8. One disease can look like the other.
Equine metabolic syndrome (EMS) is another complicated endocrine disorder in horses, involving insulin resistance and laminitis. Oftentimes, clinical signs of muscle wasting and abnormal fat deposits are seen in both EMS and PPID and, to make matters even more complicated, some horses can have both conditions.
Diagnostic blood tests can differentiate the two diseases and both can be managed simultaneously. Fortunately, nutritional management such as a reduction in certain carbohydrates such as starches and simple sugars can be used in both conditions to help control clinical signs.

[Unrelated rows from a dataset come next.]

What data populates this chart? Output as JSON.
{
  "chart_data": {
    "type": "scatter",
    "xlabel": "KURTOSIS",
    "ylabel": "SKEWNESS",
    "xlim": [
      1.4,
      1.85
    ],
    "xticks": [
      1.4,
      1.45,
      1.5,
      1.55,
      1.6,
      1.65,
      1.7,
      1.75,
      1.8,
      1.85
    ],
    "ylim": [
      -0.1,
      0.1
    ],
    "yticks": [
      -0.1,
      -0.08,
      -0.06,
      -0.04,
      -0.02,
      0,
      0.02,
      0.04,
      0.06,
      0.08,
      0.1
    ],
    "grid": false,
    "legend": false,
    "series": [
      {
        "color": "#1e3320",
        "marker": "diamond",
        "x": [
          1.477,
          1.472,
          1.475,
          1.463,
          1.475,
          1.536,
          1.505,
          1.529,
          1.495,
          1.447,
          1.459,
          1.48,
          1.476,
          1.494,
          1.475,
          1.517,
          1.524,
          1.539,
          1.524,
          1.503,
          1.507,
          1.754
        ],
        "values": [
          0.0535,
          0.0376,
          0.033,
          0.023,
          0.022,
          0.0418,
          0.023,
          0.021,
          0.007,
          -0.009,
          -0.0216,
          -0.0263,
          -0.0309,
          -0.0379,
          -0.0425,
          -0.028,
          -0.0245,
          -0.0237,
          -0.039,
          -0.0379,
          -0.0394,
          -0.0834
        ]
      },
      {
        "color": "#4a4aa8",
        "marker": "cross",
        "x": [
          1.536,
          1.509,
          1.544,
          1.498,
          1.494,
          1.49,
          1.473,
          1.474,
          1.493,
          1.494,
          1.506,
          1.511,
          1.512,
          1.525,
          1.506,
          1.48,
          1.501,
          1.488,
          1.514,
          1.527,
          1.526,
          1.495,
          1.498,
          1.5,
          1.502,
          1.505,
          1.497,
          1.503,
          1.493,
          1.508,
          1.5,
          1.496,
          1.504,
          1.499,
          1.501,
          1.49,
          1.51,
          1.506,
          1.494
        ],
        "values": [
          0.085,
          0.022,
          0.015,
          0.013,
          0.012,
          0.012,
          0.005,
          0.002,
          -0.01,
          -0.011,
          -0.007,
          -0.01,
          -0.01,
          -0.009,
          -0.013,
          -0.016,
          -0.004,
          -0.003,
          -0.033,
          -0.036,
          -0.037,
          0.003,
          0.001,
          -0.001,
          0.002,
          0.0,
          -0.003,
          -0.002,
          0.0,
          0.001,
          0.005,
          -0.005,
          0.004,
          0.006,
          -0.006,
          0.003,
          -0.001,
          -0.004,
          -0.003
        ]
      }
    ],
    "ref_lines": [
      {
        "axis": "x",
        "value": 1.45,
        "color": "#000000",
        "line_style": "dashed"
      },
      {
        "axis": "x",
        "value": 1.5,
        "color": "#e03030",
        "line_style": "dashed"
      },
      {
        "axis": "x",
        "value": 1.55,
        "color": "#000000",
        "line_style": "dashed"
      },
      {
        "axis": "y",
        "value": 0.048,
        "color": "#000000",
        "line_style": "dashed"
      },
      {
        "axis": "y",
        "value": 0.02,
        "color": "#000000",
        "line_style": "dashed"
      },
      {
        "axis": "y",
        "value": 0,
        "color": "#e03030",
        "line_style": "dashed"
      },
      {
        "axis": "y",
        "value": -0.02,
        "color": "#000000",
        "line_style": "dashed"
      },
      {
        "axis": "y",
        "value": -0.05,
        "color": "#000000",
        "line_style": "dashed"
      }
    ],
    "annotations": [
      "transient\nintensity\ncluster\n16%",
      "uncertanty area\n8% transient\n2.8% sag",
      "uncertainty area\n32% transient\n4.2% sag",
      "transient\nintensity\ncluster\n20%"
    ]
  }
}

9. Remaining vigilant is the key to success.
So your horse has been diagnosed with PPID, and your vet has him on a medical management regimen that appears as though it’s working. All done, right?
Wrong. Cushing’s disease and laminitis like to go hand in hand. PPID horses, even when well managed, can still be at increased risk of developing laminitis due to their altered metabolism and its effect on the extremely delicate sensitive laminae, the structure within a horse’s hooves that keeps the coffin bone suspended within the hoof capsule.
PPID horses are also at higher risk for infections. Regular farrier visits and close inspections of any nicks or scrapes are some of the best ways to stay vigilant when looking out for long-term health of your horse.